Quando isto acabámos de ler, não pudemos deixar de exclamar: Oh! grande Orador! ainda que outra coisa não tivesse escrito mais do que este quadro, em que tanto ao vivo retratas os traidores, que pretendem aniquilar este Reino, isto só seria superabundamente para nele se te erigir um busto. Acabemos de ouvir este homem, que se não fosse pagão merecia o epíteto de divino, ouçâmo-lo, e aprendamos dele, que é verdadeiramente um Oráculo a este respeito.
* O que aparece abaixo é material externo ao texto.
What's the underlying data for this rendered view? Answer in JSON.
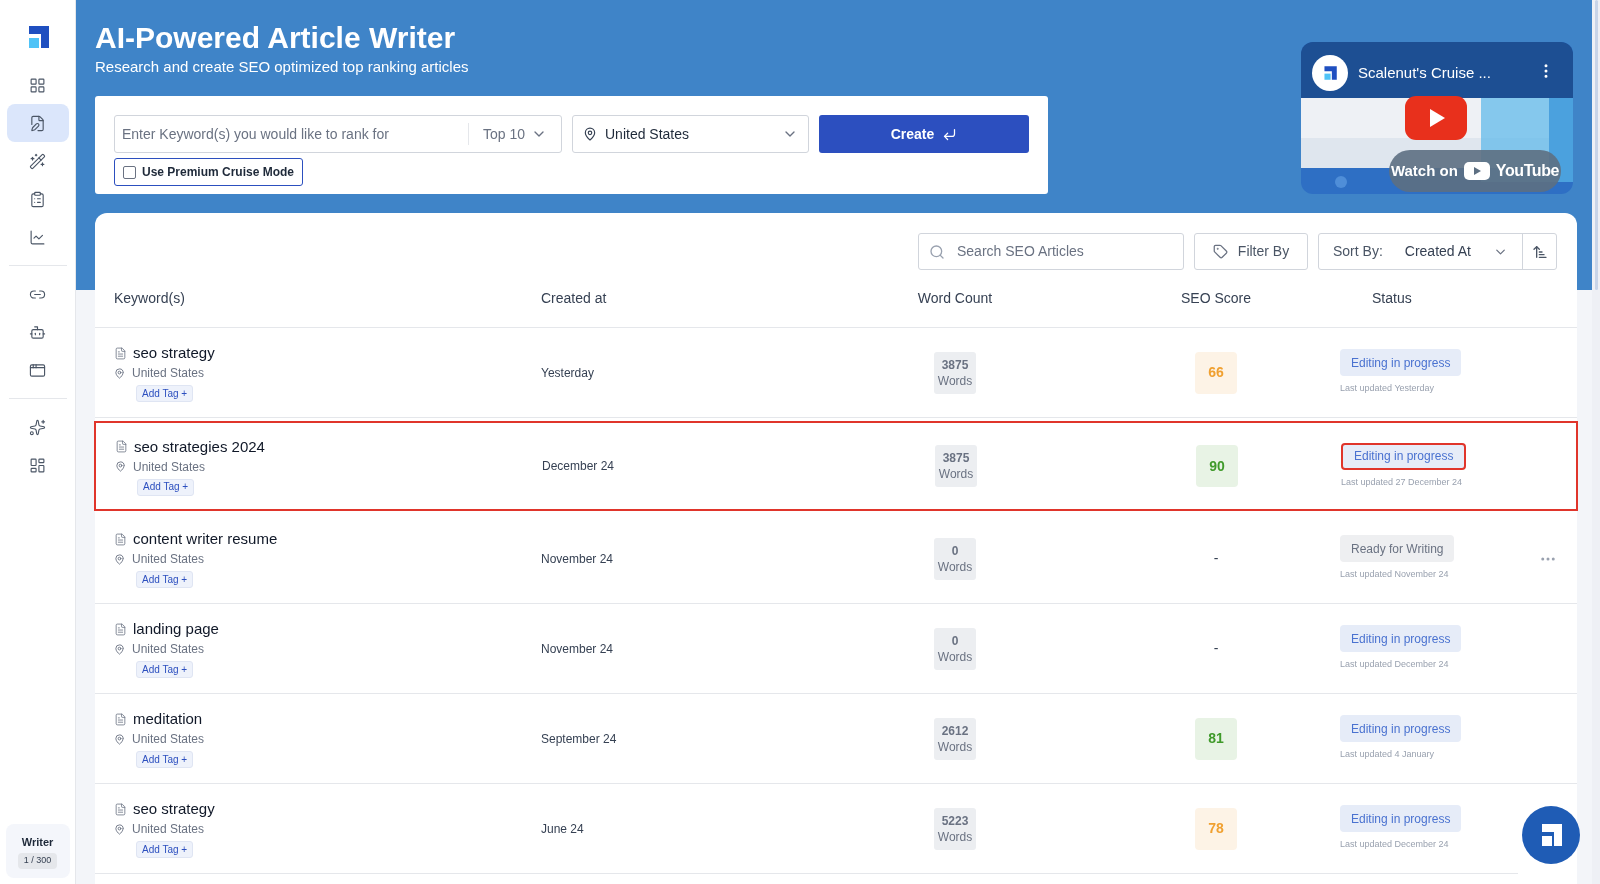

"Aparelhai agora, diz ele aos Romanos, e nós aos Portugueses, aparelhai contra tão ilustres tropas de Catilina os vossos presídios, e os vossos exércitos; oponde primeiramente aquele estropiado, e consumido espadachim os vossos Cônsules, e Generais: e contra aquela esquerda de arrojados, e fracos naufragantes, levai a flor, e valentia de toda a Itália, (nós deveremos ler Lusitânia) e estas competirão com as rústicas aluviões de Catilina. Quanto às demais tropas, adornos, e presídios vossos, eu não me atrevo a compará-los com a penúria, e miséria daquele ladrão. Porém se deixadas todas estas coisas, de que abundamos, ele necessita de Senado, de Cavaleiros Romanos, de Cidade, de Erário, de Tribunos, e de todas as Províncias, e das Nações Estrangeiras: se deixadas, digo, estas coisas, quisermos que contendam entre si as mesmas coisas litigantes, daqui mesmo poderemos conhecer quão prostrados eles estejam. Desta parte peleja o rubor, daquela a dissolução: daqui a lealdade, dali a perfídia: daqui a piedade, dali a protervia: daqui a consciência, dali a insolência: daqui a honestidade, dali a torpeza: daqui a continência, dali a luxúria: daqui enfim a justiça, a temperança, a fortaleza, a prudência, e todas as virtudes pelejam com a iniquidade, com a lascívia, com a cobardia, com a temeridade, e com todos os vícios: e por último a abundância com a pobreza, a recta razão com a sem razão, o bom juízo com a demência, e, boa esperança com a desesperação de todas as coisas. Em semelhante contenda, e batalha, ainda que faltem as diligências dos homens, porventura os nossos Deuses imortais (e nós dizemos os Anjos Custódios do Reino) não darão favor para que estas preclaríssimas virtudes vençam a tantos e tão enormes vícios?!
Se assim é, Romanos, defendei a Pátria, etc."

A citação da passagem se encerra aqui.